My breath catches. “Yes.”
“But you’re not stopping me.”
“I should.”
“Then do it.” His fingers inch higher, finding the edge of my underwear. “Push me away. Tell me no.”
I can’t. God help me, I can’t. My body arches toward his touch even as my mind screams warnings.
“That’s what I thought.” His finger hooks the fabric, pulling it aside. “Your boundaries are made of tissue paper, lisichka.”
“And yours?” I gasp as he strokes me. “What about your boundaries?”
“I don’t have any with you,” he admits. “That’s the problem.”
He slides two fingers inside me and I bite down on a moan. This is exactly what I was trying to avoid—this loss of control, this helpless need that makes me forget who I am and what I’m doing here.
“I do hate it when you look away from me.” His free hand grips my chin. “I want to see your face when you break.”
“I’m not—” But I am. I’m already breaking, falling apart under his touch.

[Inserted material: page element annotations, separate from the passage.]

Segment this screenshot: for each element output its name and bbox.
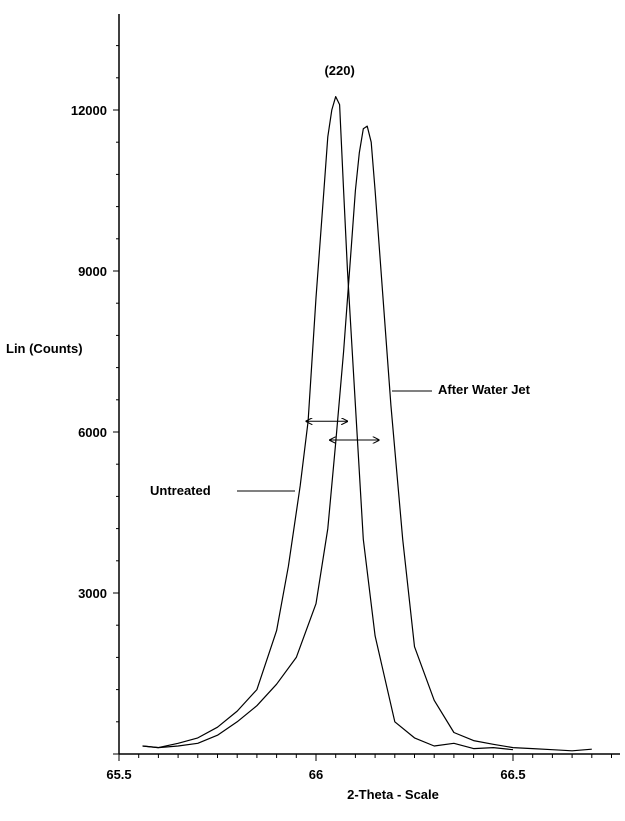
series-line-after-water-jet <box>142 125 592 752</box>
annotation-untreated-label: Untreated <box>150 483 211 498</box>
fwhm-markers <box>306 421 379 440</box>
annotation-untreated: Untreated <box>150 483 295 498</box>
y-tick-label: 9000 <box>78 264 107 279</box>
peak-label: (220) <box>324 63 354 78</box>
annotation-after-water-jet: After Water Jet <box>392 382 531 397</box>
x-axis-title: 2-Theta - Scale <box>347 787 439 802</box>
x-ticks: 65.5 66 66.5 <box>106 754 612 782</box>
x-tick-label: 65.5 <box>106 767 131 782</box>
series-group <box>142 95 592 752</box>
y-axis-title: Lin (Counts) <box>6 341 83 356</box>
annotation-after-water-jet-label: After Water Jet <box>438 382 531 397</box>
x-tick-label: 66.5 <box>500 767 525 782</box>
x-tick-label: 66 <box>309 767 323 782</box>
y-ticks: 3000 6000 9000 12000 <box>71 45 119 755</box>
plot-area <box>142 95 592 752</box>
y-tick-label: 3000 <box>78 586 107 601</box>
series-line-untreated <box>142 95 514 751</box>
y-tick-label: 6000 <box>78 425 107 440</box>
y-tick-label: 12000 <box>71 103 107 118</box>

“What if I can’t help myself, either?” He increases the pressure, the rhythm. “What if every time I see you, all I can think about is this?”
“Then we’re both fucked.”
“Yes.” He crashes his mouth against mine. “We are.”

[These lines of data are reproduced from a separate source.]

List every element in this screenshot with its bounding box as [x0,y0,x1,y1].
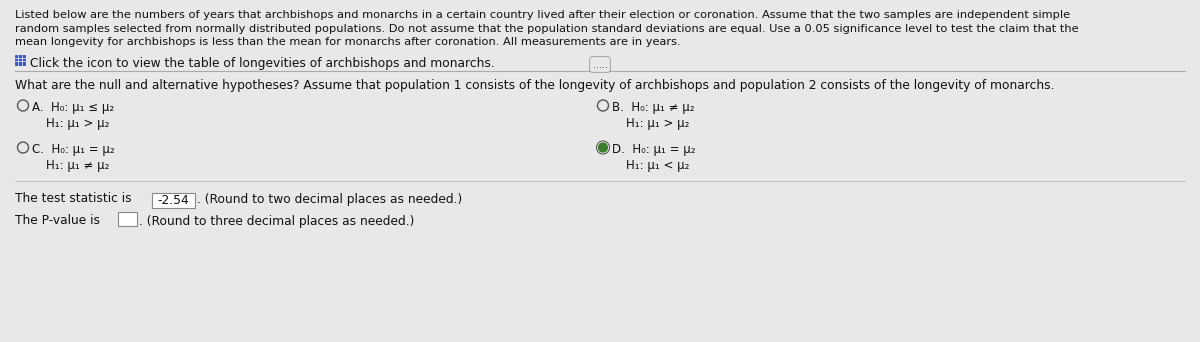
Circle shape [599,143,607,152]
Text: The test statistic is: The test statistic is [14,193,136,206]
Text: Click the icon to view the table of longevities of archbishops and monarchs.: Click the icon to view the table of long… [30,56,494,69]
Text: H₁: μ₁ ≠ μ₂: H₁: μ₁ ≠ μ₂ [46,159,109,172]
Text: H₁: μ₁ > μ₂: H₁: μ₁ > μ₂ [46,118,109,131]
Text: . (Round to three decimal places as needed.): . (Round to three decimal places as need… [139,214,414,227]
Text: C.  H₀: μ₁ = μ₂: C. H₀: μ₁ = μ₂ [32,143,115,156]
Text: What are the null and alternative hypotheses? Assume that population 1 consists : What are the null and alternative hypoth… [14,79,1055,92]
Text: H₁: μ₁ > μ₂: H₁: μ₁ > μ₂ [626,118,689,131]
Text: . (Round to two decimal places as needed.): . (Round to two decimal places as needed… [197,193,462,206]
Text: mean longevity for archbishops is less than the mean for monarchs after coronati: mean longevity for archbishops is less t… [14,37,680,47]
Text: -2.54: -2.54 [157,194,188,207]
Text: H₁: μ₁ < μ₂: H₁: μ₁ < μ₂ [626,159,689,172]
Text: random samples selected from normally distributed populations. Do not assume tha: random samples selected from normally di… [14,24,1079,34]
Text: B.  H₀: μ₁ ≠ μ₂: B. H₀: μ₁ ≠ μ₂ [612,101,695,114]
Text: .....: ..... [593,60,607,69]
FancyBboxPatch shape [151,193,194,208]
FancyBboxPatch shape [14,54,25,65]
Text: Listed below are the numbers of years that archbishops and monarchs in a certain: Listed below are the numbers of years th… [14,10,1070,20]
Circle shape [596,141,610,154]
FancyBboxPatch shape [118,212,137,226]
Text: D.  H₀: μ₁ = μ₂: D. H₀: μ₁ = μ₂ [612,143,696,156]
Text: A.  H₀: μ₁ ≤ μ₂: A. H₀: μ₁ ≤ μ₂ [32,101,114,114]
Text: The P-value is: The P-value is [14,214,104,227]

The kiss destroys whatever argument I had left. His tongue lashes against mine while his fingers work magic between my legs, and suddenly, I’m coming apart, shaking against him while he swallows my cries.
When it’s done, he raises his fingers to his mouth and licks them clean.

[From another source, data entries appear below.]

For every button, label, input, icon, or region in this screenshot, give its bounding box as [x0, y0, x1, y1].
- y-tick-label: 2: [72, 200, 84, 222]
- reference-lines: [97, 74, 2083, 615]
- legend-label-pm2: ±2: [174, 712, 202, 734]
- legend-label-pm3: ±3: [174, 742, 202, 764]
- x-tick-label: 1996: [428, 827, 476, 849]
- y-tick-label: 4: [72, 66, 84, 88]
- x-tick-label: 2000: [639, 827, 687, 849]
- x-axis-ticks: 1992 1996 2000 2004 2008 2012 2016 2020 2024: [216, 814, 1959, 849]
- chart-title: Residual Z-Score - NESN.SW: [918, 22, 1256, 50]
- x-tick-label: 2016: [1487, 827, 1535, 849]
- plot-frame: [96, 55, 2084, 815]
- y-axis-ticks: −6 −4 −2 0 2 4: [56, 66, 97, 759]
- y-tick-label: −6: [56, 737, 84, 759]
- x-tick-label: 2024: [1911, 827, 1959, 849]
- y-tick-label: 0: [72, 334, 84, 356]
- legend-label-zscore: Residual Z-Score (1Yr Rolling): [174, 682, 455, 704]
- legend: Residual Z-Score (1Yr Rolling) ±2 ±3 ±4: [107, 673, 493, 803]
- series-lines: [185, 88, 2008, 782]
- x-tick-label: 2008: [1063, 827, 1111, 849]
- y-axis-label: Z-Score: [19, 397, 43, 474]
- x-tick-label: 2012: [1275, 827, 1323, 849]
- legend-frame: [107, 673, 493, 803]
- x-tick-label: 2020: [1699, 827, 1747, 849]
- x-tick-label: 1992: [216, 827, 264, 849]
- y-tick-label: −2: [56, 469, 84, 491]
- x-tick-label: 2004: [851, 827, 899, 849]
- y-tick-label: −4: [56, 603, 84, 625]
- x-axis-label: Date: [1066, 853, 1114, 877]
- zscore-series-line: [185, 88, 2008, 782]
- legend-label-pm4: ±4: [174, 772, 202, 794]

“So much for boundaries,” he murmurs with a wry chuckle.
I want to argue. Want to push him away and reclaim some scrap of dignity, whatever’s left. But my legs are jelly and my mind is static and all I can do is cling to his shoulders while aftershocks ripple through me, making me twitch and gasp.
“This doesn’t change anything,” I say, knowing even as I say it how stupid it sounds.
“No?” He withdraws his hand slowly, deliberately. “Then why are you already wet again?”
“I hate you.”
“No, you don’t.” He steps back, giving me space I don’t want. “Get ready for bed, Olivia. Our bed.”
“Stefan—”
“Unless you’d prefer to go break the truth to Babushka yourself?”
The trap is so neat I almost admire it. He’s given me the illusion of choice when really there’s only one option: submit to his demands, or hurt an elderly woman who’s shown me nothing but kindness.
“This is manipulation.”
“Yes. It is.”
“And you’re fine with that?”
“I’m fine with keeping you close, by any means necessary.” He moves toward the bathroom. “Everything else is negotiable.”
I watch him disappear behind the door, leaving me wrecked and furious and desperately turned-on. My inner voice whispers vague promises: I’ll set boundaries tomorrow. New rules, better defenses, stronger walls.
But tonight…
Tonight, I’ll crawl into his bed and pretend it’s just for show. Pretend my body doesn’t crave his heat, his weight, his possession.
Tomorrow, I’ll remember this is temporary.
Tonight, I’m his.
The bathroom door opens and Stefan emerges, shirt already half unbuttoned. “Coming to bed?”
“I need a minute.”
“Take all the time you need.” He strips off his shirt entirely, revealing the tattoos and scars that make me shiver. “I’ll be waiting.”